Earlier this year, the California Supreme Court reversed the death sentence Scott Peterson received after being convicted for the 2002 murder of his wife and unborn child. In more recent news, the state’s high court ordered a trial judge to review the merits of one of Peterson’s post-conviction claims.
Specifically, the high court was concerned about Peterson’s claim that one of the jurors on his case failed to disclose that she had once feared for her unborn child when her boyfriend’s ex-girlfriend harassed her. Evidently, the juror had to take out a restraining order against the woman, who was charged based on the juror’s allegations and ultimately spent a week in jail.
The juror’s failure to disclose this pertinent information, Peterson argued, consisted of “prejudicial misconduct.” In Peterson’s court filings, he notes that the juror seemed as though she “wanted” to be on the jury so that she could convict Peterson for his alleged crimes. Peterson notes that the juror’s employer did not offer to pay her for the time she would be on the jury, and that she agreed to sit on the jury even though it would take several months.

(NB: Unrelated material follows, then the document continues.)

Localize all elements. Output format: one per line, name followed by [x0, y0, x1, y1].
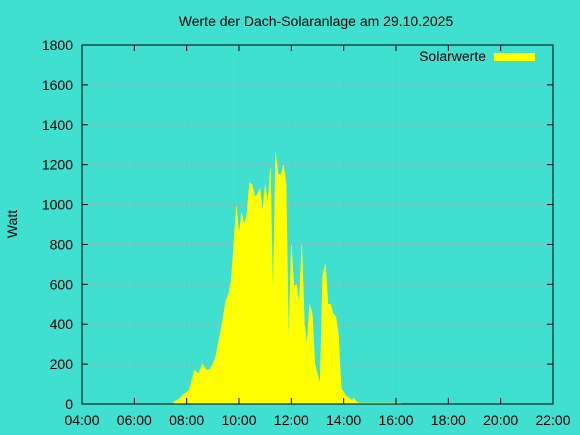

Under the Sixth Amendment to the United States Constitution, criminal defendants are entitled to an “impartial” jury. Over the years, courts have had many occasions to interpret what impartiality is in the context of a criminal jury. One of the criteria courts use when assessing whether a juror is qualified is whether they can be fair given their own belief and experiences. For example, this is why judges ask jurors if they have been the victim of a crime in the past.

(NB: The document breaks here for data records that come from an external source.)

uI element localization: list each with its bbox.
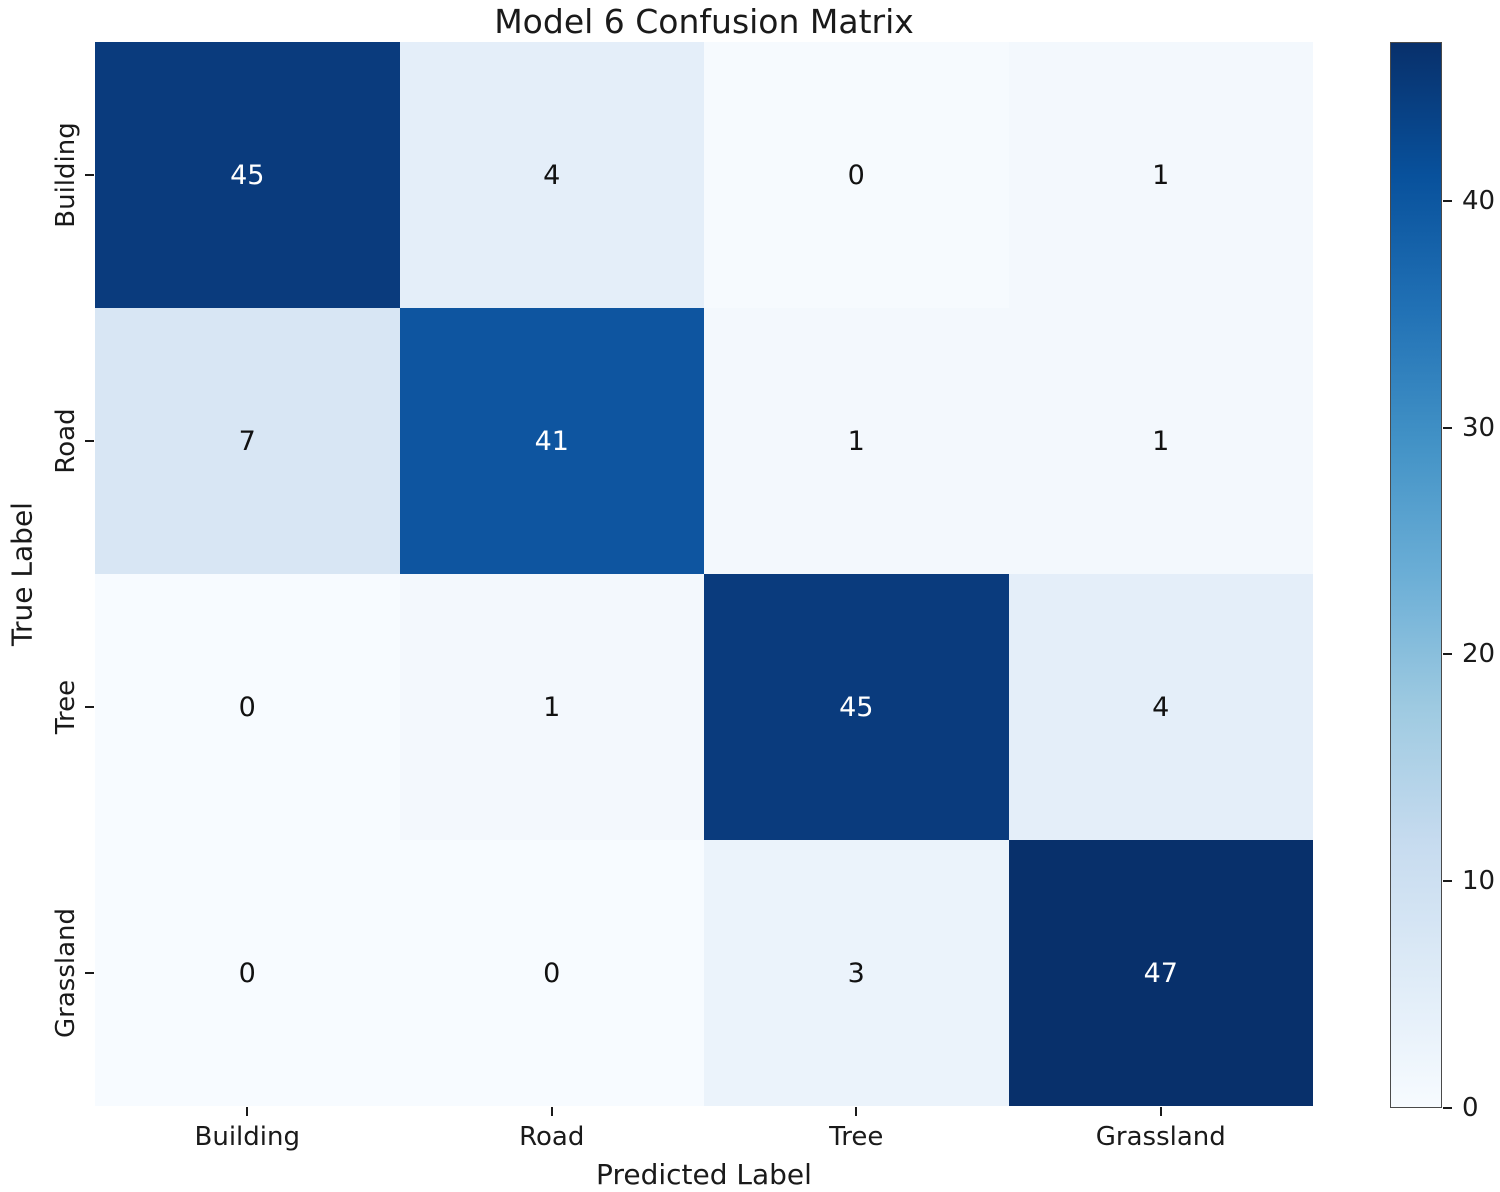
cell-building-tree: 0 [704, 42, 1009, 308]
cell-building-road: 4 [399, 42, 704, 308]
x-axis-label: Predicted Label [596, 1158, 812, 1191]
cell-grassland-road: 0 [399, 840, 704, 1106]
cell-road-building: 7 [95, 308, 400, 574]
cell-road-grassland: 1 [1008, 308, 1313, 574]
colorbar-tick-mark-30 [1443, 426, 1452, 429]
xtick-label-road: Road [519, 1122, 585, 1152]
colorbar-tick-mark-10 [1443, 880, 1452, 883]
colorbar-tick-mark-20 [1443, 653, 1452, 656]
ytick-mark-building [85, 174, 94, 176]
xtick-mark-grassland [1159, 1107, 1162, 1116]
xtick-mark-tree [855, 1107, 858, 1116]
ytick-mark-grassland [85, 972, 94, 974]
colorbar-tick-label-20: 20 [1462, 639, 1496, 670]
cell-tree-grassland: 4 [1008, 574, 1313, 840]
ytick-label-grassland: Grassland [51, 908, 81, 1038]
ytick-mark-tree [85, 706, 94, 708]
ytick-label-building: Building [51, 122, 81, 228]
colorbar-tick-label-40: 40 [1462, 185, 1496, 216]
heatmap-grid: 45 4 0 1 7 41 1 1 0 1 45 4 0 0 3 47 [95, 42, 1313, 1106]
y-axis-label: True Label [5, 502, 39, 646]
cell-grassland-building: 0 [95, 840, 400, 1106]
xtick-label-tree: Tree [829, 1122, 884, 1152]
xtick-label-grassland: Grassland [1095, 1122, 1226, 1152]
cell-grassland-grassland: 47 [1008, 840, 1313, 1106]
ytick-mark-road [85, 440, 94, 442]
colorbar-tick-mark-0 [1443, 1107, 1452, 1109]
cell-road-road: 41 [399, 308, 704, 574]
colorbar-tick-label-30: 30 [1462, 412, 1496, 443]
cell-tree-tree: 45 [704, 574, 1009, 840]
xtick-mark-road [550, 1107, 553, 1116]
ytick-label-road: Road [51, 408, 81, 474]
cell-grassland-tree: 3 [704, 840, 1009, 1106]
ytick-label-tree: Tree [51, 679, 81, 735]
xtick-label-building: Building [194, 1122, 300, 1152]
cell-building-building: 45 [95, 42, 400, 308]
colorbar-tick-label-10: 10 [1462, 866, 1496, 897]
colorbar-tick-label-0: 0 [1462, 1093, 1479, 1123]
colorbar-gradient [1390, 42, 1442, 1108]
colorbar-tick-mark-40 [1443, 199, 1452, 202]
chart-title: Model 6 Confusion Matrix [494, 2, 914, 41]
xtick-mark-building [246, 1107, 249, 1116]
cell-building-grassland: 1 [1008, 42, 1313, 308]
cell-tree-road: 1 [399, 574, 704, 840]
cell-road-tree: 1 [704, 308, 1009, 574]
cell-tree-building: 0 [95, 574, 400, 840]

In this case, the juror hid the fact that she was the victim of a crime. This is information that the defense would have wanted to know, given that the nature of the charges Peterson faced was similar to the fears that motivated the juror to seek a restraining order. Peterson argued that the fact that the juror hid her past victimization was a conscious decision to, essentially, poison the jury. Indeed, Peterson also notes that the juror was one of just two hold-out jurors who were strongly in favor of finding him guilty of first-degree murder for the killing of his unborn child. Peterson was ultimately found guilty of second-degree murder on that charge.
The high court’s ruling is not necessarily an indication that Peterson’s request for a new trial will be granted, only that the lower court must hear the merits of his argument.